Après avoir terminé cette procédure, d’autres méthodes comme la chromatographie en phase gazeuse couplée à la spectrométrie de masse peuvent être effectuées afin d’identifier les composants correspondant aux pics individuels sur le nez électronique après son développement. Cette technique fournira un outil d’analyse rapide et permettra aux chercheurs dans le domaine de la phytopathologie, de la physiologie végétale, de la biologie post-récolte et des sciences alimentaires d’explorer les changements dans la composition volatile des fruits en fonction de la maturité, de la variété ou de l’entreposage.

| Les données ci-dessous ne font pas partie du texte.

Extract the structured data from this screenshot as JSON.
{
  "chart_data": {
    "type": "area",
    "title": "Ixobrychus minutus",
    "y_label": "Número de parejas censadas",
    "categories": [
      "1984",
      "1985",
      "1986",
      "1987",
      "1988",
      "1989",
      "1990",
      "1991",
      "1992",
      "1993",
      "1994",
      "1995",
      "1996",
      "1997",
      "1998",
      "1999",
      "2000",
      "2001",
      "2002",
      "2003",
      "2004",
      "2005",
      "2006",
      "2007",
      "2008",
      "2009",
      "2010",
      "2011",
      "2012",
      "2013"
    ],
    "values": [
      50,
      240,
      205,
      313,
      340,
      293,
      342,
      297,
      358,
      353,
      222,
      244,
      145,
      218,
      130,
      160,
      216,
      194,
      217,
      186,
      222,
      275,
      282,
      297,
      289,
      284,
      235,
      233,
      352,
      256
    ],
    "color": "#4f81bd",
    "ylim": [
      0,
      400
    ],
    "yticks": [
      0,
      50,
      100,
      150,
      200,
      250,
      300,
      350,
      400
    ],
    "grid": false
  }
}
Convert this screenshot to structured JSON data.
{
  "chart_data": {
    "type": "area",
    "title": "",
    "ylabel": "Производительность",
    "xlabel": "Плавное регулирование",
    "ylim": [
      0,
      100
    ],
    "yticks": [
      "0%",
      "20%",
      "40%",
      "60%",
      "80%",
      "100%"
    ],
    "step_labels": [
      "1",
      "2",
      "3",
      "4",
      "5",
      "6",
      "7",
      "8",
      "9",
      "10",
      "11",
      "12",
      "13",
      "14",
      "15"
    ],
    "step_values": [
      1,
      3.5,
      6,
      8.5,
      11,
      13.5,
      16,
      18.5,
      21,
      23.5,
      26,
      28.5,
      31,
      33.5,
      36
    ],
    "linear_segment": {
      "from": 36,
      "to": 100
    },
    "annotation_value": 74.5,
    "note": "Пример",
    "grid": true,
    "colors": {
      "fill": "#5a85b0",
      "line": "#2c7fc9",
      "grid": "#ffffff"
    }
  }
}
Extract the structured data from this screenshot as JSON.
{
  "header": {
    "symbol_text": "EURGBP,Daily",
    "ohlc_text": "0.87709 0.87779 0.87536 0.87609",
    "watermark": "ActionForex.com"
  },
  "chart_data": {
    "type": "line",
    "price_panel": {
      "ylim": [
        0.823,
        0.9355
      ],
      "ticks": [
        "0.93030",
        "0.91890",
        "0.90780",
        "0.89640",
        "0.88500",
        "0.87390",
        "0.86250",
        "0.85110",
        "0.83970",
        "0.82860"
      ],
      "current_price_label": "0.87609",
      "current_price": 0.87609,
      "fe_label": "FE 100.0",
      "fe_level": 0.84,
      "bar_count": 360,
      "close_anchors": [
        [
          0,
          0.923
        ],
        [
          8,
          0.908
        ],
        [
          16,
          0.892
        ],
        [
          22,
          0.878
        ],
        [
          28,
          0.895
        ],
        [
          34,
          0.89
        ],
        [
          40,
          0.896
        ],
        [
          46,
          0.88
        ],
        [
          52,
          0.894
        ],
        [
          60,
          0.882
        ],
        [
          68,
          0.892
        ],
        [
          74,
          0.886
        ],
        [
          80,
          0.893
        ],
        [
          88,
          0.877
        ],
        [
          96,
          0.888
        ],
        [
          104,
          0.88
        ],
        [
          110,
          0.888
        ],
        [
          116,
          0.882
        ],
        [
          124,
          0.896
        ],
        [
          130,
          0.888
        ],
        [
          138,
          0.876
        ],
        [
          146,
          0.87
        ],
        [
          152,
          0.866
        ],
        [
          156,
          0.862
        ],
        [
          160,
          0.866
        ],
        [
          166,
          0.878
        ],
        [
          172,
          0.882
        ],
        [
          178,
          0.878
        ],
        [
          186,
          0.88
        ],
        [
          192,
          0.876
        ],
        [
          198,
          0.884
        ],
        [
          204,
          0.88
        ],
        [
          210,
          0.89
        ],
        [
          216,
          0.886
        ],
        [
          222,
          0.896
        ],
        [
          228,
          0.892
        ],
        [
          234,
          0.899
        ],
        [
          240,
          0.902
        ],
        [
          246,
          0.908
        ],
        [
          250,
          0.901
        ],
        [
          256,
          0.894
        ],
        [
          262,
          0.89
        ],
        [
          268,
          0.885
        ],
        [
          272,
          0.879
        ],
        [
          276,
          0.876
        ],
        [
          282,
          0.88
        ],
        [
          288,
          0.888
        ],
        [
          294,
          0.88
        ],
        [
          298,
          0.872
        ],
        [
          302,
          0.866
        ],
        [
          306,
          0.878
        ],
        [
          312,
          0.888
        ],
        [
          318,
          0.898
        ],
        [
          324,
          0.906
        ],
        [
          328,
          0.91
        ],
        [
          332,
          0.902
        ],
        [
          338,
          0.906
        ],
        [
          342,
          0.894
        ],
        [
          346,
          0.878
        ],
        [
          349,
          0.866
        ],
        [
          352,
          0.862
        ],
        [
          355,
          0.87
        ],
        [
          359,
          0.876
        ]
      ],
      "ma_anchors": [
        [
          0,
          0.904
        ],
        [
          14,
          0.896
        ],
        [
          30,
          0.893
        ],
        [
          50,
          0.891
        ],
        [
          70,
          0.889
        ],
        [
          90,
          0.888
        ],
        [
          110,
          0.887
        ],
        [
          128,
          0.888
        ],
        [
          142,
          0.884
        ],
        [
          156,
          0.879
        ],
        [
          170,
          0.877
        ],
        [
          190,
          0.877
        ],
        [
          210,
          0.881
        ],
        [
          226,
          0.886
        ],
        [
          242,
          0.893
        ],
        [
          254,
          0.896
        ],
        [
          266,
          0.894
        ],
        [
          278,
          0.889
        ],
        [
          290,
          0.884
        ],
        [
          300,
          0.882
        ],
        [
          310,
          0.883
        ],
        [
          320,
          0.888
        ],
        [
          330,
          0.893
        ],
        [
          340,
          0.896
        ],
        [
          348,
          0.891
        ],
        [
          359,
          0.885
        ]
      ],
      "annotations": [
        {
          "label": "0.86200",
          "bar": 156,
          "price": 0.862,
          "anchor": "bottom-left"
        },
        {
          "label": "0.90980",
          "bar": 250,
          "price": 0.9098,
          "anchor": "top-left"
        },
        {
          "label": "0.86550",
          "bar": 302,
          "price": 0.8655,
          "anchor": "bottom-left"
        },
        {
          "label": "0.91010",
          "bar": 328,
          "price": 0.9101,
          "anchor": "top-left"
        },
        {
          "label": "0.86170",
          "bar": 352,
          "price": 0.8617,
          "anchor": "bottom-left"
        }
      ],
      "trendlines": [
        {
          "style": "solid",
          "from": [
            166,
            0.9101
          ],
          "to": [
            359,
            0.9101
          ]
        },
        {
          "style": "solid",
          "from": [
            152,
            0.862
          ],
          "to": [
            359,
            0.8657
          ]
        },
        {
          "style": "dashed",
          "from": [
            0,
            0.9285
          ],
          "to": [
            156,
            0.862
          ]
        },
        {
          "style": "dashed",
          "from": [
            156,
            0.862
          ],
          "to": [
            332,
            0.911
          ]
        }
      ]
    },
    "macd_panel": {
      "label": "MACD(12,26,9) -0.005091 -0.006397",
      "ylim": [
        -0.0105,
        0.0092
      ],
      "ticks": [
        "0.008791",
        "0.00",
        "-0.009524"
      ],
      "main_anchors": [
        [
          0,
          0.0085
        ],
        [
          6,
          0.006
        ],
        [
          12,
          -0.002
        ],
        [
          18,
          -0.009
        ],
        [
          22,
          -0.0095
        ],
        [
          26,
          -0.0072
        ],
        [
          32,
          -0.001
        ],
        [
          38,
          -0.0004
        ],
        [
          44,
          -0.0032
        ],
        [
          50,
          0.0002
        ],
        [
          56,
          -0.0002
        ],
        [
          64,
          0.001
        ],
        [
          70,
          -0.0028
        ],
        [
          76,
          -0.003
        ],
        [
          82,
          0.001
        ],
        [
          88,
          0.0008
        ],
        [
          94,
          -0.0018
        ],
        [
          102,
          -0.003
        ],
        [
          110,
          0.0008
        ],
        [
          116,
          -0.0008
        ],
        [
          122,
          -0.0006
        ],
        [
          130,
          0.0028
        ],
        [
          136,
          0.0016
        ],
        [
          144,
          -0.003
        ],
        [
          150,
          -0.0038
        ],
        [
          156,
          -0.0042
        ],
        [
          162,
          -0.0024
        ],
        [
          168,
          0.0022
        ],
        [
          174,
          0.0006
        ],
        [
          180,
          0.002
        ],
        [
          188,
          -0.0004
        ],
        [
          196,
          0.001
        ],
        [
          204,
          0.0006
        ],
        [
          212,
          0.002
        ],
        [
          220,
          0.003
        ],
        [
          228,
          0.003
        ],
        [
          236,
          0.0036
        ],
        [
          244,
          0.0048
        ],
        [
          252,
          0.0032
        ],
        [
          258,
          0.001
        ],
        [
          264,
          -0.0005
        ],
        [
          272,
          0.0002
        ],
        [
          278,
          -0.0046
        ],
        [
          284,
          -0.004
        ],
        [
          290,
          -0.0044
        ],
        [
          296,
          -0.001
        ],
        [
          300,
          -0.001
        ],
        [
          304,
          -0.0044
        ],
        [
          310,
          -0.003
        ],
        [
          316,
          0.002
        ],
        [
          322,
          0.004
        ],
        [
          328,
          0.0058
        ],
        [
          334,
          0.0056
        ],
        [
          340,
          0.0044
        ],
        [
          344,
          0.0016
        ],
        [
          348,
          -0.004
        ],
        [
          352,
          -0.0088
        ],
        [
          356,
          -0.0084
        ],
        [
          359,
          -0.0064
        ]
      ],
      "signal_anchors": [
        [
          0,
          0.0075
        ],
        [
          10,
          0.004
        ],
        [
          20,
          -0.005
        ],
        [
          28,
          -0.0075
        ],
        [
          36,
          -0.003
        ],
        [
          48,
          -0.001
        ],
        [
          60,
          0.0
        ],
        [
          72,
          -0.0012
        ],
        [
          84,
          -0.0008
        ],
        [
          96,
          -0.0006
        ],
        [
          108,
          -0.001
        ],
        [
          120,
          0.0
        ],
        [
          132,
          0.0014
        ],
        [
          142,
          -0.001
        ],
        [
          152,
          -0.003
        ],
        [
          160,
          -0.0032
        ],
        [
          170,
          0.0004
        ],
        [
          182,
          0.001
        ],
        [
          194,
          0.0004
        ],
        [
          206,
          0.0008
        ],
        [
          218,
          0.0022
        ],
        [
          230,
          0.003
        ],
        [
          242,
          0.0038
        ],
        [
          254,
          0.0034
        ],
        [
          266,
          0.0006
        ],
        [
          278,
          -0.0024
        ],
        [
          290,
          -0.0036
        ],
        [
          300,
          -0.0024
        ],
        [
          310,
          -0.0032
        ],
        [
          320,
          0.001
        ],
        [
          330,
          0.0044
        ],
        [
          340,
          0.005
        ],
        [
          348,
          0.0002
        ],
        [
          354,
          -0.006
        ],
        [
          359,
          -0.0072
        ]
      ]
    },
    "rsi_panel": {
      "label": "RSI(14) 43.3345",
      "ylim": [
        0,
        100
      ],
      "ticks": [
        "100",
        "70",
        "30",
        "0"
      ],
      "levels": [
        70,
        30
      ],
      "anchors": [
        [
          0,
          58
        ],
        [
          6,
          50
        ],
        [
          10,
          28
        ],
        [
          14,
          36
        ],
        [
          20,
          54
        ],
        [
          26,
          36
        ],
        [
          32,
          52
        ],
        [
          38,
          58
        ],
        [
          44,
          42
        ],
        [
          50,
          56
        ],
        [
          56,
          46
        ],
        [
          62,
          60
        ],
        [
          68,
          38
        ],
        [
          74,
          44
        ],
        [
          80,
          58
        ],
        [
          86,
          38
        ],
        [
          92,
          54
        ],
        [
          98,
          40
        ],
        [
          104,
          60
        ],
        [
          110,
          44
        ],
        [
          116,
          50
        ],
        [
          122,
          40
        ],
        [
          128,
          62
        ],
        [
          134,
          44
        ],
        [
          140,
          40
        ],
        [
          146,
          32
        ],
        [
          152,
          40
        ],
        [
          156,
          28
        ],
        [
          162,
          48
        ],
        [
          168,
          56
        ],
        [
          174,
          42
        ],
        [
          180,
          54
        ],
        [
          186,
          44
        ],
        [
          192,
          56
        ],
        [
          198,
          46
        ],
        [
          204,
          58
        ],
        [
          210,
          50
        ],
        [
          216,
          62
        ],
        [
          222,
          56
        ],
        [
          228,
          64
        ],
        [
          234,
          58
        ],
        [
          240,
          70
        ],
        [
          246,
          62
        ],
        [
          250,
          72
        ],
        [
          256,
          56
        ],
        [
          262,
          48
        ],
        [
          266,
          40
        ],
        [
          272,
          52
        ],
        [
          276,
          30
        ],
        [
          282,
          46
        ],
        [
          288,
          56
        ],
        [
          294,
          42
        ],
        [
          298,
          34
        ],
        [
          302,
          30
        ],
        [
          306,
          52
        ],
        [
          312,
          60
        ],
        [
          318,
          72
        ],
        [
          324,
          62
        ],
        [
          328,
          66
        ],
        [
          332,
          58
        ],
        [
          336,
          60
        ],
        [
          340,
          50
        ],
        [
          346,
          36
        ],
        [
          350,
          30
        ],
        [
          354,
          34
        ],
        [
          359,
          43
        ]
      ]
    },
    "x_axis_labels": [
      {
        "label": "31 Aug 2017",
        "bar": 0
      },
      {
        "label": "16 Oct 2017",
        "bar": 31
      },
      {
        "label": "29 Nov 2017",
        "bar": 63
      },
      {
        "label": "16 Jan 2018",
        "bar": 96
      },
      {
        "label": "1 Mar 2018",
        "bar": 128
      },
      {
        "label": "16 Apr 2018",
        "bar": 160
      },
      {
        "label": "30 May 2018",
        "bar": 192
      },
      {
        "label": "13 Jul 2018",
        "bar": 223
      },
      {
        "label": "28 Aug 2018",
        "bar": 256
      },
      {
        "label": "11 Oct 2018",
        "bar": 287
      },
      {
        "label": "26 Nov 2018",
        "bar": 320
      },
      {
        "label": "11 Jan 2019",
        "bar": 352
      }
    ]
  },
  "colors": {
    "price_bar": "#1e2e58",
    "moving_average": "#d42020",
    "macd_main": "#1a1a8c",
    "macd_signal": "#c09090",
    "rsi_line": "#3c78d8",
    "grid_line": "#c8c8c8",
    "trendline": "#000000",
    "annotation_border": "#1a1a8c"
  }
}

Après avoir regardé cette vidéo, vous devriez avoir une bonne compréhension de la rapidité avec laquelle analyser les composés volatils avec un nez électronique et effectuer l’alignement des pics à l’aide de notre interface graphique.
Cet article présente une méthode rapide pour analyser les composés volatils dans les fruits en utilisant une chromatographie gazeuse ultra-rapide couplée à un capteur d'ondes acoustiques de surface. La procédure comprend la préparation de l'échantillon, la gestion des données et l'analyse pour identifier les différences dans l'abondance des composés volatils liées à divers traitements expérimentaux.